Tradução: Shirlei Massapust

            Eu me senti como se flutuasse bem acima do solo quando me encontrei face a face com um impressionante ancião cuja aparência me inspirava um sentimento para além do mero respeito. Sempre que eu abria os olhos diante dele, era tomado por um irresistível sentimento de reverência e confiança. Eu estava prestes a me prostrar diante dele, quando o ancião se dirigiu a mim com uma voz de indescritível gentileza. “Trago comigo algo que poderá ser de utilidade a ti, que amas estudar a natureza”. Ao dizer isso, ele me entregou uma esfera de coloração azul esverdeada, sarapintada de cinza aqui e ali, que segurou entre o indicador e o polegar. Parecia-me medir cerca de uma polegada de diâmetro.
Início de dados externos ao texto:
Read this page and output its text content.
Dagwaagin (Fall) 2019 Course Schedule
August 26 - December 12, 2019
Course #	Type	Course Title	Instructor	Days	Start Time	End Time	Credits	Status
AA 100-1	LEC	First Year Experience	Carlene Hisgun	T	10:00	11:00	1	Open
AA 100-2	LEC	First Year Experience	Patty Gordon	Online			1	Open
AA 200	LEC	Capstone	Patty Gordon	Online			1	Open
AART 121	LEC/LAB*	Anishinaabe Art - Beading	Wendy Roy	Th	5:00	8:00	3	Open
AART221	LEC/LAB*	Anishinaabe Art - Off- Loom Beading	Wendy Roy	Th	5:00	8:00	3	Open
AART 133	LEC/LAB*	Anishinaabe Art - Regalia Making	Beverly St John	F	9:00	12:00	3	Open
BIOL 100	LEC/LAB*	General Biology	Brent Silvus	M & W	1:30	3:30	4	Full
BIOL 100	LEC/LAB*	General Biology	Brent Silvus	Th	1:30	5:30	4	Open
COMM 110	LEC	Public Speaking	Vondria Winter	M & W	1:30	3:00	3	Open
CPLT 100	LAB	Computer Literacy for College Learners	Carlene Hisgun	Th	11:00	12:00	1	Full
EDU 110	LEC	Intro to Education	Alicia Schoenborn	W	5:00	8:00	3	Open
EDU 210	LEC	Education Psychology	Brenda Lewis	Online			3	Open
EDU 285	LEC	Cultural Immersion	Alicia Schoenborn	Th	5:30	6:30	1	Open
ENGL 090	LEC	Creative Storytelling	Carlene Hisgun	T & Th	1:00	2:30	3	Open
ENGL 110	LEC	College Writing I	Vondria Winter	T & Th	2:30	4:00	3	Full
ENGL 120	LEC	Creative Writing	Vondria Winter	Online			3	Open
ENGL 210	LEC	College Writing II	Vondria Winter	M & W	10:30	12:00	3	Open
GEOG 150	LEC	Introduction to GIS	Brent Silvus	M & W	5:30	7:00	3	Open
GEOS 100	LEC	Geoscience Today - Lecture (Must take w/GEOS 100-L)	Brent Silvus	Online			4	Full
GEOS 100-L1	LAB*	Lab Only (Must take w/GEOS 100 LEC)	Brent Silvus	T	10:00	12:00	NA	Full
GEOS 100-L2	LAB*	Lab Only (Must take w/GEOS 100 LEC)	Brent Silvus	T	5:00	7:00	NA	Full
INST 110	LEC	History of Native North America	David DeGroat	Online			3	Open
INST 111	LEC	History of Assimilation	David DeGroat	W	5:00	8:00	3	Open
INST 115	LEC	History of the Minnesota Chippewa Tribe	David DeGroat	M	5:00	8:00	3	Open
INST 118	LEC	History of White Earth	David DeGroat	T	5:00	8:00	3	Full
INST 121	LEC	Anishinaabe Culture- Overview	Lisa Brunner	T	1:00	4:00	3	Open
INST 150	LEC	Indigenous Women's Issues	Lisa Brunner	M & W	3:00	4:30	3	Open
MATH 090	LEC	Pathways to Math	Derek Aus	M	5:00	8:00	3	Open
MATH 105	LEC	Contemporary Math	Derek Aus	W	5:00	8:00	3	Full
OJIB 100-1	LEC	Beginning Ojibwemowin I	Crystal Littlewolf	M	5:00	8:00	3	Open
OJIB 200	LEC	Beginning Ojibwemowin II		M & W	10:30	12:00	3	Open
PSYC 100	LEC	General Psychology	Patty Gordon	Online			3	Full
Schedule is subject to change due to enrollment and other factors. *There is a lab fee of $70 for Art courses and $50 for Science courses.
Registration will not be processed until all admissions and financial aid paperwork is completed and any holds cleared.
“Pegue este mineral”, continuou ele, “examine-o e diga-me o que vier a descobrir. Atrás de você encontrarás o laboratório mais completo possível para realizar tais investigações. Agora retirar-me-ei, mas retornarei para ter contigo em tempo útil”.

Quando olhei em volta vi uma formidável sala com todos os tipos de ferramentas, o que não me pareceu tão estranho no sonho como depois que acordei. Senti como se eu já houvesse estado lá muitas vezes antes. Encontrei o que necessitava tão prontamente como se eu mesmo houvesse preparado tudo com antecedência. Inspecionei, tateei e cheirei a esfera diversas vezes. Agitei-a e ouvi-a como se fosse uma pedra preciosa.[2] Eu a provei com minha língua. Com um pano limpo removi a poeira e uma espécie de mancha quase imperceptível. Aqueci-a e esfreguei-a na manga do casaco para sobressaltar a eletricidade estática.  Testei-a em aço, vidro e ímãs. Determinei seu peso específico, que era, se bem me lembro, entre quatro e cinco.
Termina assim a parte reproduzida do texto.